Dear Bridget, I Want You(47)
Bridget wanted to be appalled—she really did. But her wide eyes dilated and nipples pebbled telling me she really liked my dirty talk even if she didn’t think she was supposed to. “Simon—we can’t do any of that.”
“And why not?”
“Let me ask you something serious for a minute?”
“I was being serious, but okay.”
“Are you still planning on moving out?”
My heart sank. I never really wanted to move out to begin with. “Do you want me to move out?”
I saw the sadness in her face. “Do you think we can live together and keep our hands off of each other?”
Honesty isn’t always the best policy. I’d learned that in third grade when Alison Eggert asked me if she looked plump in the dress she was wearing. Apparently, yes was unacceptable even if the stripes made her look a bit portly. She never spoke to me again. I put on my best serious face and responded to Bridget adamantly with a lie. “Yes, I do.”

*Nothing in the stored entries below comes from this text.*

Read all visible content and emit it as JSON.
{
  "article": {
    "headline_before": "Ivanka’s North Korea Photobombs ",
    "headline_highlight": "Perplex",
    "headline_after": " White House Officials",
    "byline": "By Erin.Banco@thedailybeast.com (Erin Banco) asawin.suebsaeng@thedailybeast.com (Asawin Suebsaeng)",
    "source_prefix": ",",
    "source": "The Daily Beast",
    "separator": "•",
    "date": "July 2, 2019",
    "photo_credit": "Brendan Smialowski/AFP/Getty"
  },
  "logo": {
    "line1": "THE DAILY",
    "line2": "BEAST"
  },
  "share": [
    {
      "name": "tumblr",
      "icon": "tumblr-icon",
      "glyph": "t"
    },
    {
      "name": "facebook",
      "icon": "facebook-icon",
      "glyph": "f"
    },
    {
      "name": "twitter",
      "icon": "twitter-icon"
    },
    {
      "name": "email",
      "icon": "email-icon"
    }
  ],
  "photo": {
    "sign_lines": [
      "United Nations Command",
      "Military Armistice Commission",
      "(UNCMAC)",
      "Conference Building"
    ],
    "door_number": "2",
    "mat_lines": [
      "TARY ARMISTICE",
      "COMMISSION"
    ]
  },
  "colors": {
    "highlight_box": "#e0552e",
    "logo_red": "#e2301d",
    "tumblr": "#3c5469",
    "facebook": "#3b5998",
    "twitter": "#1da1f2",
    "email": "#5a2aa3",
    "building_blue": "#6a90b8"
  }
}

Bridget’s brows jumped. “Yes? You do?”
“If that’s what you need from me, yes.”
She sighed. “God, Simon, why do we have to be in such different places in life and want such different things out of it when we obviously enjoy each other so much?”
I fucking hated that she was right. “I don’t know, Bridget. But it seems a little cruel, doesn’t it? You haven’t had sex in two years, and I haven’t wanted to be around a woman after sex in…I don’t know…almost my entire adult life. Isn’t there a way for us to live in the moment and enjoy what we have for just a little while longer?”
She looked back and forth between my eyes. “Where were you planning on moving?”
“I was going to stay with Calliope and Nigel for a few weeks while I found myself a new flat.”
“Well, how about this. Why don’t you do that? Go stay with Calliope for a week or two. But don’t get a new place just yet. Let’s keep some distance between us and see if we can be adults about it. Maybe our libidos will cool off, and we’ll be able to resume cohabitating after a little while.”
I fucking hated the thought of leaving her, even if she was right that it needed to happen. “If that’s what you want, okay, I’ll go stay with Calliope for a while. But I’d like to ask two things from you, first.”
“What’s that?”
“One. I’d like to amend our original agreement to one day of sex, twenty-four full hours, rather than one act. Because I want you in my bed tonight, and I plan to fuck you several more times.”
She swallowed. “Okay. We can do that. What’s the other condition?”
“I want you to agree to my definition of sexual relations. Because on the off-chance you beg me to make you come, I want to be clear on the methods I’m permitted to use.”
Bridget laughed. “You’ve got a deal. But you should know, I’ve never begged anyone to make me come in my entire life. So no matter how handsome, well endowed, and witty you are, I doubt that will be happening, Simon.”
I smiled from ear to ear—loving hearing that she’d never begged a man. But even more so, I couldn’t wait to be the first for her.
My good mood had plummeted the first night I slept at Calliope’s. I wanted to be back at home with Bridget in the worst way.
Back at home with Bridget.
What the fuck?
It wasn’t my home. My home was in England.
Frustrated, I punched my pillow a few times to fluff it up and laid back down, staring at the ceiling in the dark. For the most part, I lived a very simple life. I didn’t need fancy cars or money. I worked hard, yet didn’t need to be the chief. But every once in a blue moon, something came along and lit a fire under my ass. My desires were limited, but when they struck—they were consuming.
There were no two ways about it, I desired Bridget Valentine.
I shouldn’t.
We shouldn’t.
But the woman was addicting.
At four-thirty in the morning, I still hadn’t slept a wink, so I decided to go into the hospital early. Maybe the change of scenery would help, and I could catch some shuteye in the residents’ lounge.
I was surprised to find Calliope in the kitchen standing in front of the coffeemaker.
“Does it brew faster when you stare at it?”
Calliope jumped. She turned clutching her chest. “You scared the fuck out of me, Simon.”
“Sorry. I thought you heard me walk into the room.”
“It’s four-thirty in the morning, and I haven’t had my coffee yet. My hearing is still sleeping.”
“Why are you up so early?”
“This is what time I get up every day. I teach a 6AM, private, sunrise yoga class over on Gooseberry Beach.”